The Federal Energy Regulatory Commission has given its okay to the Constitution Pipeline.
FERC issued a certificate for public convenience and necessity for the 124-mile pipeline last Tuesday-the same day it approved the expansion of the compressor station in the Town of Wright, which will be used to transport the gas.
Constitution could begin construction of the $683 million pipeline by spring with completion slated for next winter.
The pipeline still needs the regulatory go-ahead from the state DEC, which must approve the necessary water permits-something even opponents see as likely.
Meanwhile, Stop the Pipeline is challenging letters sent to landowners who haven't yet granted Constitution access, Fed Ex'ed the day after the FERC ruling, demanding that they be retracted. (See related story.)
Word of FERC's decision dismayed Bob Nied, spokesman for the Center for Sustainable Rural Communities, who questioned how the federal agency could "reject the hundreds of comments, studies, and concerns submitted by impacted landowners, scientists, and citizens groups.
"...FERC sets the stage for the seizure of private property through eminent domain to accommodate pipeline easements..." he predicted, even as those letters were going out.
If DEC grants the necessary permits, Mr. Nied said, "this could all unfold very, very quickly."
In its ruling, FERC maintains Constitution has proposed steps to minimize the economic impact on landowners by proposing to "locate the pipeline within or parallel to existing rights-of-way where feasible...Constitution has made changes to over 50 percent of the proposed route" and proposed mitigation will reduce the environmental impacts of the pipeline to "less-than-significant levels."
The pipeline will deliver natural gas from northeastern Pennsylvania through Broome, Chenango, Delaware and Schoharie Counties to markets in New York and New England.

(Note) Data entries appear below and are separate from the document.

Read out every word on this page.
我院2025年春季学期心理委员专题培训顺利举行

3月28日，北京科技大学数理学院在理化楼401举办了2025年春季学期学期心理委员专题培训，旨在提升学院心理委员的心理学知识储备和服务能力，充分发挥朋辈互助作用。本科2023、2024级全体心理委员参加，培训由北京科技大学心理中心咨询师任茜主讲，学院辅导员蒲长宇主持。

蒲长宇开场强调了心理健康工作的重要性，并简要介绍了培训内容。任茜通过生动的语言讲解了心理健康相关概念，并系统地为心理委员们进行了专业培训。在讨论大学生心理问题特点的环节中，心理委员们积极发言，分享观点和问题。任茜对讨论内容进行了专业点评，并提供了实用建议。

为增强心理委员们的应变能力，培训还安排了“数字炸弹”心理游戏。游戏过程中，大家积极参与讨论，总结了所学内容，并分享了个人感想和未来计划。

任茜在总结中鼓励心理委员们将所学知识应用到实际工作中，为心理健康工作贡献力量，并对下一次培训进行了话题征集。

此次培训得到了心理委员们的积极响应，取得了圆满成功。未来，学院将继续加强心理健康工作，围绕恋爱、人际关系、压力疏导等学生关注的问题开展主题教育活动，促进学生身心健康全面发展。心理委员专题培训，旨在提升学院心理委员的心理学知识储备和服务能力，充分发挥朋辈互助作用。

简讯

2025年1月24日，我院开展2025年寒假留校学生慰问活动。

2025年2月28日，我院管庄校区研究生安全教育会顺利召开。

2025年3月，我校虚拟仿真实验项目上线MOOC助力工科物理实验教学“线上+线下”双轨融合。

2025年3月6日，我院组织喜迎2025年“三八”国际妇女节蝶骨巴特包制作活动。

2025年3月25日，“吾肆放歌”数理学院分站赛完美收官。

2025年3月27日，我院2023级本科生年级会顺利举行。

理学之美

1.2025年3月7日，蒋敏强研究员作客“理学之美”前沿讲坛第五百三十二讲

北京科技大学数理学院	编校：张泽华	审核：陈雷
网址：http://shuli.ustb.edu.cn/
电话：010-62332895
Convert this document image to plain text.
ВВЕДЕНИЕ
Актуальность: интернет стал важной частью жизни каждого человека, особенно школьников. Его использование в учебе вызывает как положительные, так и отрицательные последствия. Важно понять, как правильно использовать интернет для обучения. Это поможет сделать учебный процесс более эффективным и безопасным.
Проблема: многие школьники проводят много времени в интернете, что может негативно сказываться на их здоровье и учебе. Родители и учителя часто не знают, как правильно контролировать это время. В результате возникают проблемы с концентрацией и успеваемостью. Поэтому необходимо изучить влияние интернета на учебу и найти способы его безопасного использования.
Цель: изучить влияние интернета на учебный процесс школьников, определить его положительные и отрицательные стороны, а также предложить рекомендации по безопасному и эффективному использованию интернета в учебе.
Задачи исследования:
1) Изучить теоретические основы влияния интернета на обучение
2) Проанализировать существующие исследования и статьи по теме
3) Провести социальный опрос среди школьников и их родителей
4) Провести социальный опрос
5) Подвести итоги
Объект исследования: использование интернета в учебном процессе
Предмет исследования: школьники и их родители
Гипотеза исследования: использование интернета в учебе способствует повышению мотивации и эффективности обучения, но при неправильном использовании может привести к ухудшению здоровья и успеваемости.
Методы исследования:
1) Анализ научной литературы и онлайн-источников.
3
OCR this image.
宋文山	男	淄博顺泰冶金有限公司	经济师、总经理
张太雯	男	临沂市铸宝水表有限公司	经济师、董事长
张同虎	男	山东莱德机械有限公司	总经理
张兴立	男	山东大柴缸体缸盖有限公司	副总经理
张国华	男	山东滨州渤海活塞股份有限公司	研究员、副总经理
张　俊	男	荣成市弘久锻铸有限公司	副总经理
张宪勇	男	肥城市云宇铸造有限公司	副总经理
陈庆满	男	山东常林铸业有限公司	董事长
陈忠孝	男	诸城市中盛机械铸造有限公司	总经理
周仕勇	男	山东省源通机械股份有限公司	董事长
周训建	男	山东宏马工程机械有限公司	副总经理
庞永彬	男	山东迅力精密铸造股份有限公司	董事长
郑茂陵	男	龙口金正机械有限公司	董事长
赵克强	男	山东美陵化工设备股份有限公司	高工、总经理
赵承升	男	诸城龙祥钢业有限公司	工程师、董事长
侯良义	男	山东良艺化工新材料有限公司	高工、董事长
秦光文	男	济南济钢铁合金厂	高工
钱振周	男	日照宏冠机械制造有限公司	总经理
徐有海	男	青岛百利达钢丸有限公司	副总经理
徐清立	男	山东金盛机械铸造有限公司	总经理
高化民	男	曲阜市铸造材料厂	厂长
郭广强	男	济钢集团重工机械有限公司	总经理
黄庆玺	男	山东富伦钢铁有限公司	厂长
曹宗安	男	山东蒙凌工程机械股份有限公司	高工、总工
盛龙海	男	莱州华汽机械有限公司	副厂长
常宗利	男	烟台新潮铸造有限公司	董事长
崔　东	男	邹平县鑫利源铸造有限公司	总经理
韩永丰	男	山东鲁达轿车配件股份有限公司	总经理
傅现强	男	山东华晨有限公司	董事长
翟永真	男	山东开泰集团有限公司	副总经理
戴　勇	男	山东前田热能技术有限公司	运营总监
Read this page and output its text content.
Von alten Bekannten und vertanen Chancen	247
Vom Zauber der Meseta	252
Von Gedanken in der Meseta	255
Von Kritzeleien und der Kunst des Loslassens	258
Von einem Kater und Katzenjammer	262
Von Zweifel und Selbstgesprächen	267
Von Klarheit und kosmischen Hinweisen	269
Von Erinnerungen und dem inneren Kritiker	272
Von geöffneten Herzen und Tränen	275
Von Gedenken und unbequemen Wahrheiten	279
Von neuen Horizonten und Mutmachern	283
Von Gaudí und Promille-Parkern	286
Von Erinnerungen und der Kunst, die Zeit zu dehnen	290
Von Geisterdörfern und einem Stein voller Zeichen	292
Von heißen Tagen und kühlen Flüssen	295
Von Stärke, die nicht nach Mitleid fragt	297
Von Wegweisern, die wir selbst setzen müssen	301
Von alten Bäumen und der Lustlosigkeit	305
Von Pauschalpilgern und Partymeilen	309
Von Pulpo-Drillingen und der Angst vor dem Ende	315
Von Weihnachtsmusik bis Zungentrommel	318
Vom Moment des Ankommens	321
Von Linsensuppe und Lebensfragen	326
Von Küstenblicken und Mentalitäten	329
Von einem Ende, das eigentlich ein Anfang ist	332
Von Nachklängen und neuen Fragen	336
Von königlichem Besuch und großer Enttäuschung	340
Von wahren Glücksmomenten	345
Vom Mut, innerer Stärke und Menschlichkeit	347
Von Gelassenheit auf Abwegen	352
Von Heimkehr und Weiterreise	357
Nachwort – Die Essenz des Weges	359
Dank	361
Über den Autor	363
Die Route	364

"We're pleased that FERC has approved construction of this key piece of natural gas infrastructure to the Northeast after a long and comprehensive review of this project," said Chris Stockton, spokesman for Constitution.
"Once in service, the Constitution Pipeline will provide critical access to new, domestic sources of natural gas."
Mr. Nied countered that the pipeline is part of a flawed national energy policy that doesn't take into account its real impacts, especially on rural communities.
"Constitution wants to come right through your living room and for you to think there's nothing you can do about it. [This is a corrected quote.]